Q. The electric wheelchair I’ve been using the last 10 years is beyond repair, and my vendor says replacement parts are unavailable. My need for the wheelchair is critical. I have multiple sclerosis, am partially paralyzed on one side of my body, can stand and walk short distances but no more than a few feet without assistance. Limited arm function on one side makes it impossible to push a manual wheelchair.
My previous wheelchair, apparently classified as complex rehab technology, provided tilt and recline functions and a joystick, so I stayed in the chair from morning until I went to bed at night, except for short periods. I could also transfer to my couch if I needed a major shift in position or rest.
Now I have learned that my level of disability does not allow me to have a chair with the same features. I have been “demoted” to a standard power wheelchair.
I am expected to rent this equipment and make payments on it for over a year before it is considered my property. If something happens to me and I am unable to make a payment, I worry that they would repossess the chair and leave me without a mobility device. With all of the changes in Medicare the past few years, I had hoped things would get better. The process of obtaining a replacement wheelchair has been extremely time consuming, frustrating and I still don’t understand the reasoning behind it. Can someone explain what is happening to the process and why? Renting wheelchairs seems like a very cumbersome process that is more costly to administer than dealing with purchases one time. What is behind all of this?

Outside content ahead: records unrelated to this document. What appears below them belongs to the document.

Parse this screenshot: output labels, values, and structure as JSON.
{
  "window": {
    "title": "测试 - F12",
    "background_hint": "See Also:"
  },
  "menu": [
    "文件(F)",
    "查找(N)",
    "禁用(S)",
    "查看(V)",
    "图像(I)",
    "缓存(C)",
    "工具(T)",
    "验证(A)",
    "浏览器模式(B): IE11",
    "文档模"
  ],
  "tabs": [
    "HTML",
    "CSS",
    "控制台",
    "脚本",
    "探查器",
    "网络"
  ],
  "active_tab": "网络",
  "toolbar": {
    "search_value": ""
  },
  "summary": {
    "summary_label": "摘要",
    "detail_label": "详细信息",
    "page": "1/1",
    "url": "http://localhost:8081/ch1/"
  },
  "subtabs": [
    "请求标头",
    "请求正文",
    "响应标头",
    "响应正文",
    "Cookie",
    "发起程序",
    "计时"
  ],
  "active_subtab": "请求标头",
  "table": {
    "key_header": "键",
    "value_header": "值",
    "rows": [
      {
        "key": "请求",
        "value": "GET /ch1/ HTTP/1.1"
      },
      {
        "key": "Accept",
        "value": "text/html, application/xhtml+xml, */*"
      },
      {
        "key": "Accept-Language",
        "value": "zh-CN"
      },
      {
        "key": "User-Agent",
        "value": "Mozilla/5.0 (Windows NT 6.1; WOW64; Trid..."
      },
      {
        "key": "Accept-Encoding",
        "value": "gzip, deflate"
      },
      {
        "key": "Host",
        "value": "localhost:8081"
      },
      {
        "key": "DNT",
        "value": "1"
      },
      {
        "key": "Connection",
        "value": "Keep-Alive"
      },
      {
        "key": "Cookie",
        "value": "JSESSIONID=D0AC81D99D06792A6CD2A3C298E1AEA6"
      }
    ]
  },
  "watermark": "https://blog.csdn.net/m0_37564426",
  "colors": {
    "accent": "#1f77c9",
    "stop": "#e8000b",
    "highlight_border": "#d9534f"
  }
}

— Not walking, I need to roll
A. Congress mandated changes to Medicare policies regarding durable medical equipment, which includes your wheelchair, as part of a broader fraud prevention and cost saving measure. The Medicare insurance program has been the target for fraud and abuse for many years, especially involving three-wheeled scooters, which has resulted in billions of dollars of excess costs. Congress tasked the Centers for Medicare and Medicaid Services with new laws to devise programs for lowering costs and providing additional oversight. Those laws expanded and made permanent a cost-saving program (competitive bidding), which changed the amount Medicare will pay for certain DME, prosthetics, orthotics and supplies. Since CMS reported saving approximately $2 billion in the most recent reporting year for this program, competitive bidding may remain in place even though it is unpopular among vendors and many end users.
You have several options if you are dissatisfied with what is happening in regard to your next wheelchair. The first step before ordering the chair requires a prescription from your physician, followed by a joint evaluation with an assistive technology professional and a qualified therapist. That team has fairly strict guidelines regarding eligibility, based solely on your capabilities and disability type. If you disagree with their findings, you can request a secondary evaluation in hopes of getting upgraded to a CRT wheelchair. This must be done prior to ordering.

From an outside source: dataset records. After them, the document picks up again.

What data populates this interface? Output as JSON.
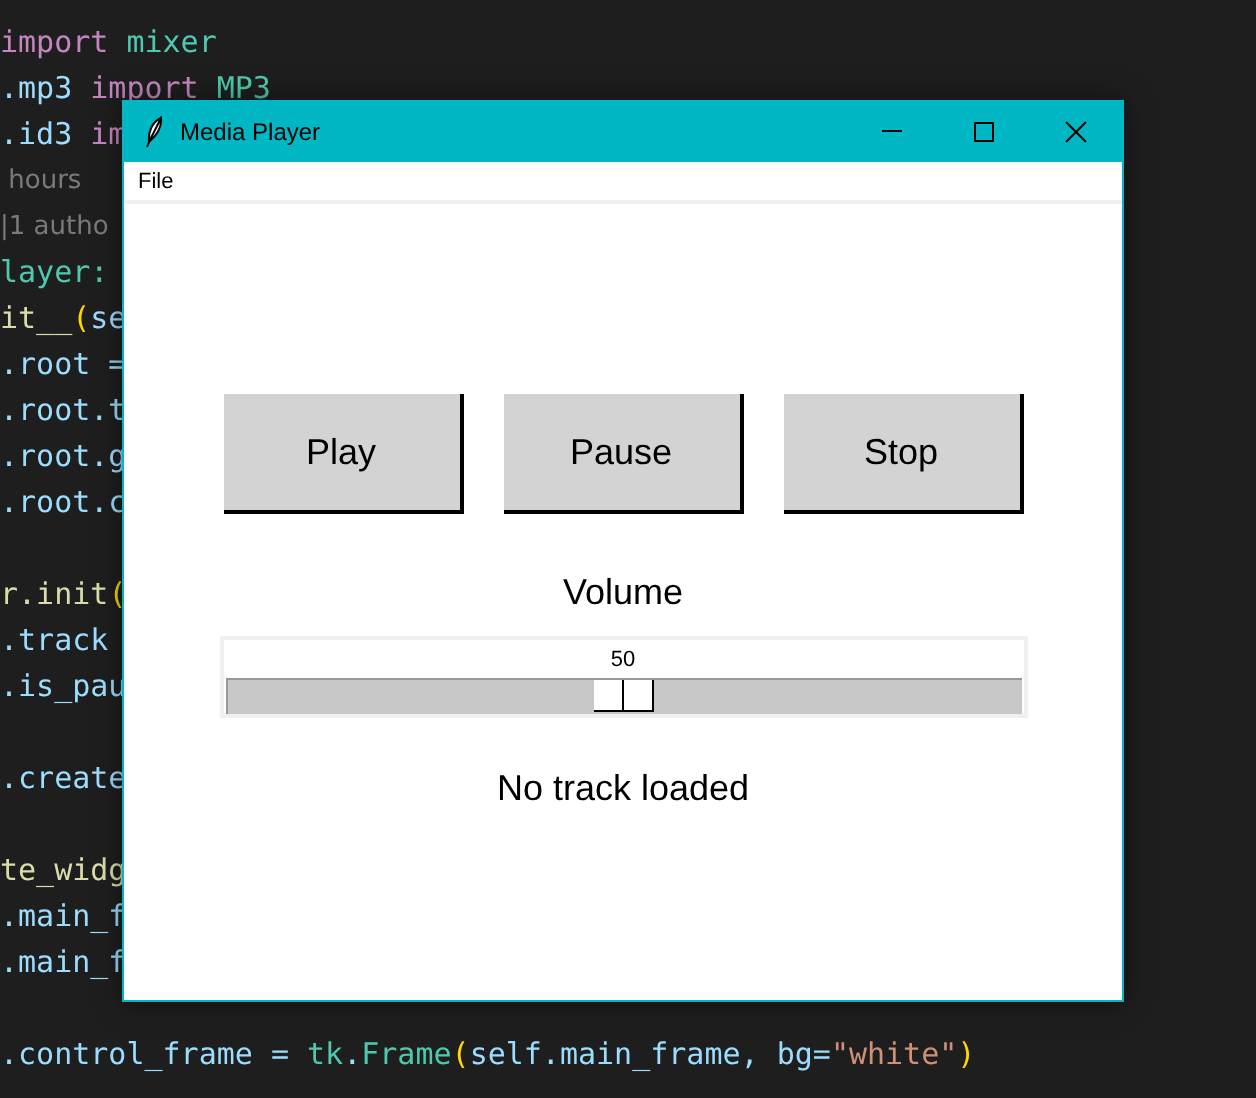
{
  "editor": {
    "blocks": [
      {
        "lines": [
          {
            "tokens": [
              {
                "text": "import",
                "kind": "keyword"
              },
              {
                "text": " mixer",
                "kind": "module"
              }
            ]
          },
          {
            "tokens": [
              {
                "text": ".mp3 ",
                "kind": "name"
              },
              {
                "text": "import",
                "kind": "keyword"
              },
              {
                "text": " MP3",
                "kind": "module"
              }
            ]
          },
          {
            "tokens": [
              {
                "text": ".id3 ",
                "kind": "name"
              },
              {
                "text": "im",
                "kind": "keyword"
              }
            ]
          },
          {
            "tokens": [
              {
                "text": " hours",
                "kind": "lens"
              }
            ]
          },
          {
            "tokens": [
              {
                "text": "|1 autho",
                "kind": "lens"
              }
            ]
          },
          {
            "tokens": [
              {
                "text": "layer:",
                "kind": "module"
              }
            ]
          },
          {
            "tokens": [
              {
                "text": "it__",
                "kind": "func"
              },
              {
                "text": "(",
                "kind": "paren"
              },
              {
                "text": "se",
                "kind": "name"
              }
            ]
          },
          {
            "tokens": [
              {
                "text": ".root =",
                "kind": "name"
              }
            ]
          },
          {
            "tokens": [
              {
                "text": ".root.t",
                "kind": "name"
              }
            ]
          },
          {
            "tokens": [
              {
                "text": ".root.g",
                "kind": "name"
              }
            ]
          },
          {
            "tokens": [
              {
                "text": ".root.c",
                "kind": "name"
              }
            ]
          }
        ]
      },
      {
        "lines": [
          {
            "tokens": [
              {
                "text": "r.init",
                "kind": "func"
              },
              {
                "text": "(",
                "kind": "paren"
              }
            ]
          },
          {
            "tokens": [
              {
                "text": ".track",
                "kind": "name"
              }
            ]
          },
          {
            "tokens": [
              {
                "text": ".is_pau",
                "kind": "name"
              }
            ]
          }
        ]
      },
      {
        "lines": [
          {
            "tokens": [
              {
                "text": ".create",
                "kind": "name"
              }
            ]
          }
        ]
      },
      {
        "lines": [
          {
            "tokens": [
              {
                "text": "te_widg",
                "kind": "func"
              }
            ]
          },
          {
            "tokens": [
              {
                "text": ".main_f",
                "kind": "name"
              }
            ]
          },
          {
            "tokens": [
              {
                "text": ".main_f",
                "kind": "name"
              }
            ]
          }
        ]
      },
      {
        "lines": [
          {
            "tokens": [
              {
                "text": ".control_frame = ",
                "kind": "name"
              },
              {
                "text": "tk",
                "kind": "module"
              },
              {
                "text": ".",
                "kind": "name"
              },
              {
                "text": "Frame",
                "kind": "module"
              },
              {
                "text": "(",
                "kind": "paren"
              },
              {
                "text": "self.main_frame, bg=",
                "kind": "name"
              },
              {
                "text": "\"white\"",
                "kind": "string"
              },
              {
                "text": ")",
                "kind": "paren"
              }
            ]
          }
        ]
      }
    ]
  },
  "window": {
    "title": "Media Player",
    "menu": [
      "File"
    ],
    "buttons": [
      "Play",
      "Pause",
      "Stop"
    ],
    "volume": {
      "label": "Volume",
      "reading": "50",
      "level": 0.5
    },
    "status": "No track loaded"
  }
}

Be sure that your request is extremely detailed. Additional correspondence from physicians familiar with your specific disability should be included if they agree that you need more complex equipment. Remember, Medicare still pays only for equipment meant to be used “in the home” (many advocates believe this is an arcane regulation that needs to be changed).

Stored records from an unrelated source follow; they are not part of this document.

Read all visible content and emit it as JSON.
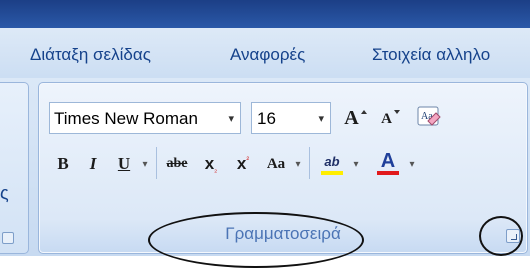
{
  "tabs": [
    {
      "label": "Διάταξη σελίδας"
    },
    {
      "label": "Αναφορές"
    },
    {
      "label": "Στοιχεία αλληλο"
    }
  ],
  "left_group": {
    "label_fragment": "ς"
  },
  "font_group": {
    "label": "Γραμματοσειρά",
    "font_name": "Times New Roman",
    "font_size": "16",
    "dropdown_arrow": "▾",
    "grow_label": "A",
    "shrink_label": "A",
    "clear_formatting_label": "Aa",
    "bold_label": "B",
    "italic_label": "I",
    "underline_label": "U",
    "strike_label": "abe",
    "subscript_label": "x",
    "superscript_label": "x",
    "change_case_label": "Aa",
    "highlight_label": "ab",
    "font_color_label": "A"
  },
  "colors": {
    "highlight": "#ffee00",
    "font_color": "#e1191c",
    "label": "#4b74b5",
    "tab_text": "#15428b"
  }
}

Renting your manual or standard electric wheelchair is just one option. Your supplier should also give you the opportunity to purchase outright with a 20 percent copayment as in the past. After paying, you own the wheelchair and will be responsible for paying coinsurance for any maintenance on it. If you decide to rent to purchase, that down payment would be broken into 13 installments that would be paid monthly; the first three payments would be slightly higher than the last 10. During that time any repairs or maintenance of the equipment would be the responsibility of the supplier. You would own the wheelchair after 13 months.
Each individual has unique needs, so it is important to get specific answers before proceeding rather than relying solely on this general information. The Medicare website lists participating vendors in your region. You should follow up with them to discuss all options.
Fraud has been reduced and savings realized. But the complexity associated with additional paperwork requirements and scrutiny of each DME purchase has created a cumbersome and flawed system for end users. Congress is still considering additional items to include in competitive bidding, which will create even more paperwork for vendors at a time when their reimbursement rates have been reduced and large numbers of vendors have already been driven out of business.
It is important to contact your congressional representatives if you are concerned that this program is not working properly.